The Encyclopedia of Racism in American Films (2018) osserva che «Tutti i lavoratori del circo sono afroamericani, l’unica volta in cui i neri sono visti in gran numero nell’intero film». Ma è logico che nel 1940 fossero gli afroamericani a fare quel tipo di lavoro, come avviene oggi in italia che siano stranieri quelli che svolgono lavori faticosi nell’ediliza e in campagna. Questi Roustabouts (lavoratori a giornata) sono neri e non hanno volto. Sono gli invisibili che lavorano nell’ombra per permettere profitti ad alcuni e divertimenti ad altri, faticano come bestie e cantano:
«Lavoriamo tutto il giorno, lavoriamo tutta la notte
Non abbiamo mai imparato a leggere o scrivere
Siamo degli operai a giornata dal cuore felice
Quando gli altri sono andati a letto
Lavoriamo come schiavi finché non siamo quasi morti
Siamo degli operai a giornata dal cuore felice
Non sappiamo quando avremo la nostra paga
E quando la riceviamo, buttiamo via la nostra paga
Riceviamo la nostra paga quando i bambini dicono
Con il cuore felice: “Oggi è il giorno del circo”.
Muscoli doloranti
Schiena che si spezza
Uova e pancetta, ecco di cosa abbiamo bisogno (Sì, signore!)
Il capo ci perseguita
“Continua a martellare
In cambio del tuo letto e del tuo cibo!”
Non c’è tregua
Tutto deve essere sistemato
“Tira quella tela! Fissa quel palo!”
Voglio addormentarmi
Togliermi i vestiti
Ma devo stare sveglio
“Muovi quella tela! Canta quella canzone !
Lavorate e ridete tutta la notte
Voi, operai dal cuore felice”
Tirando, martellando, testando, fissando
La grande cima si arrotonda
“Continuate a lavorare !
Smettetela di sottrarvi!
Afferra quella corda, scimmia pelosa!”
Martellando, martellando, martellando, martellando….».

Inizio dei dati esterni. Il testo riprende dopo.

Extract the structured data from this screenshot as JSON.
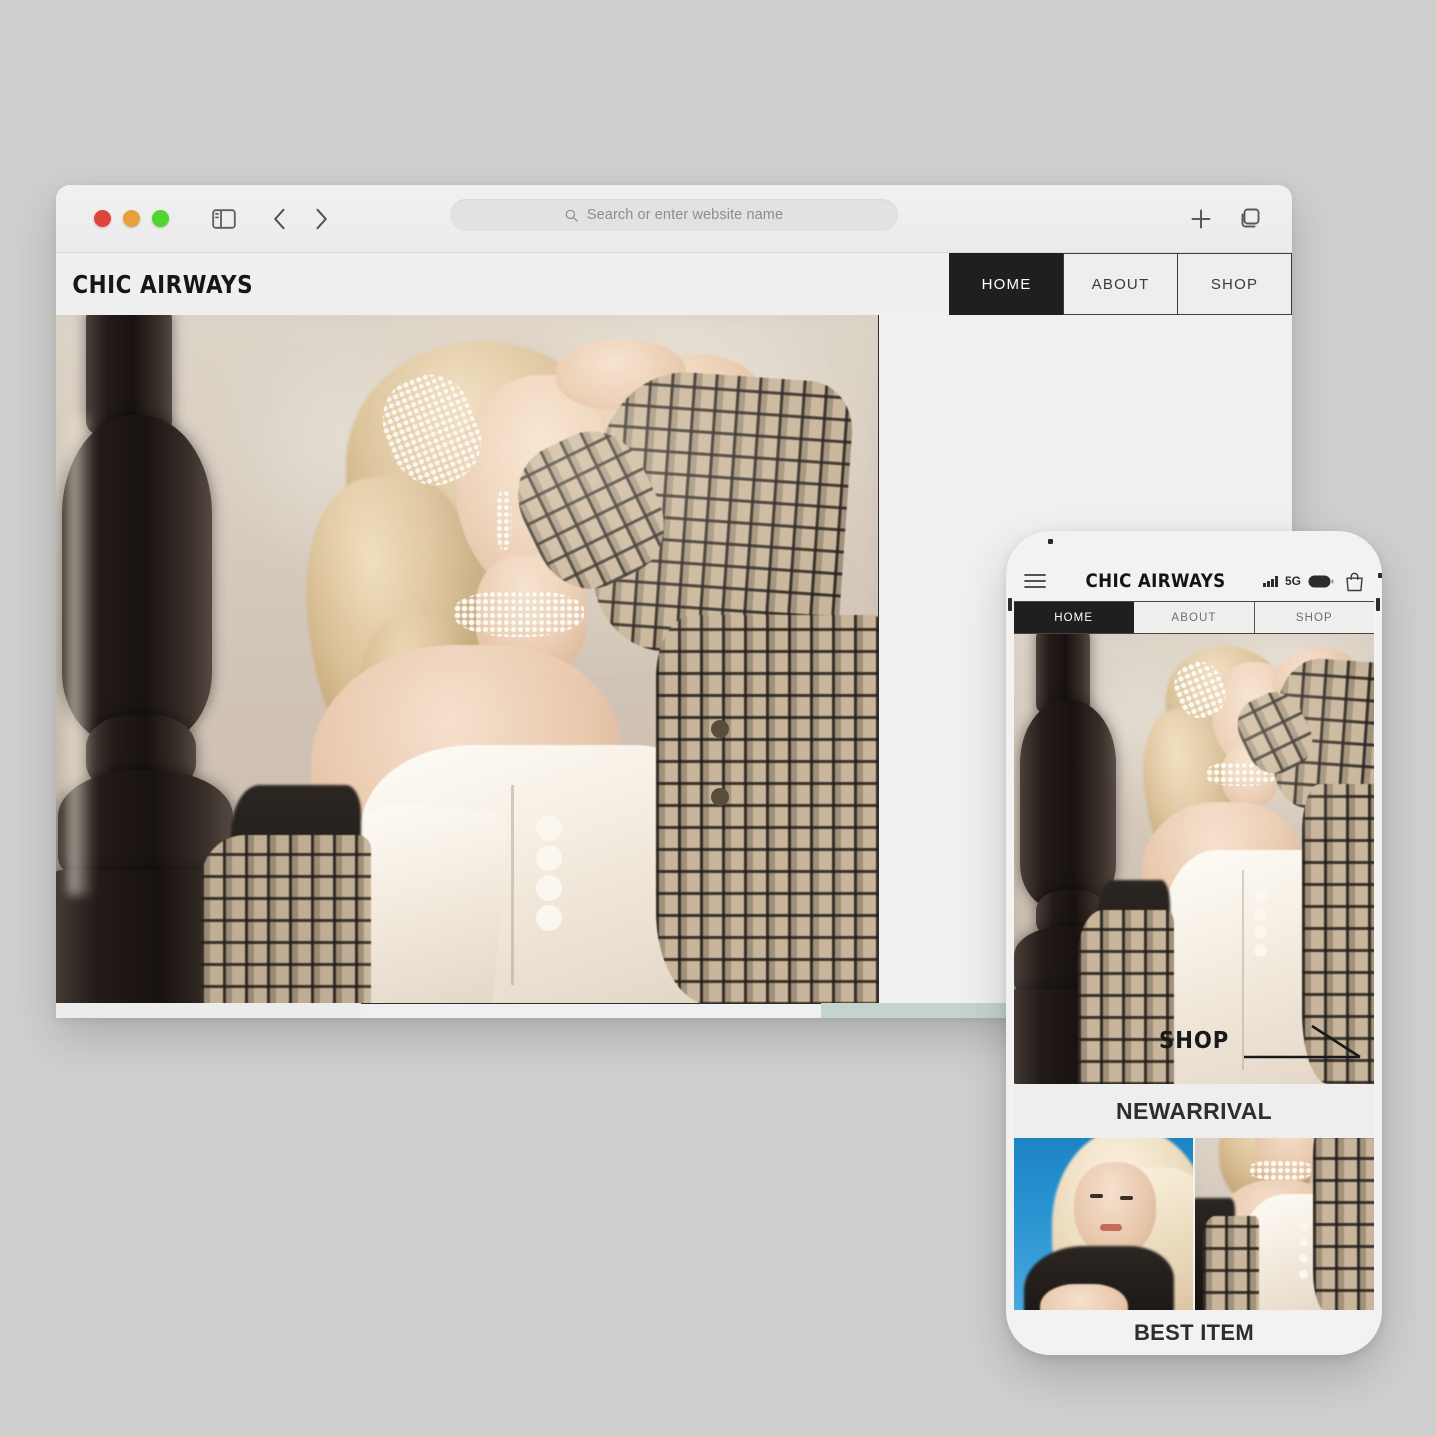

A me questa sembra una rappresentazione impietosa e per niente allegra – con una musica incalzante, anzi letteralmente martellante – di gente emarginata e sfruttata; e del fatto che se questi operai a giornata sono analfabeti, malpagati e spreconi, la colpa non si trova in loro, e se si accontentano del sorriso dei bimbi ciò va a loro onore. La scena ha tutto l’aspetto di una denuncia sociale, e non è certo una parodia… Ma siamo sicuri che Dumbo sia un film razzista? O è il contrario?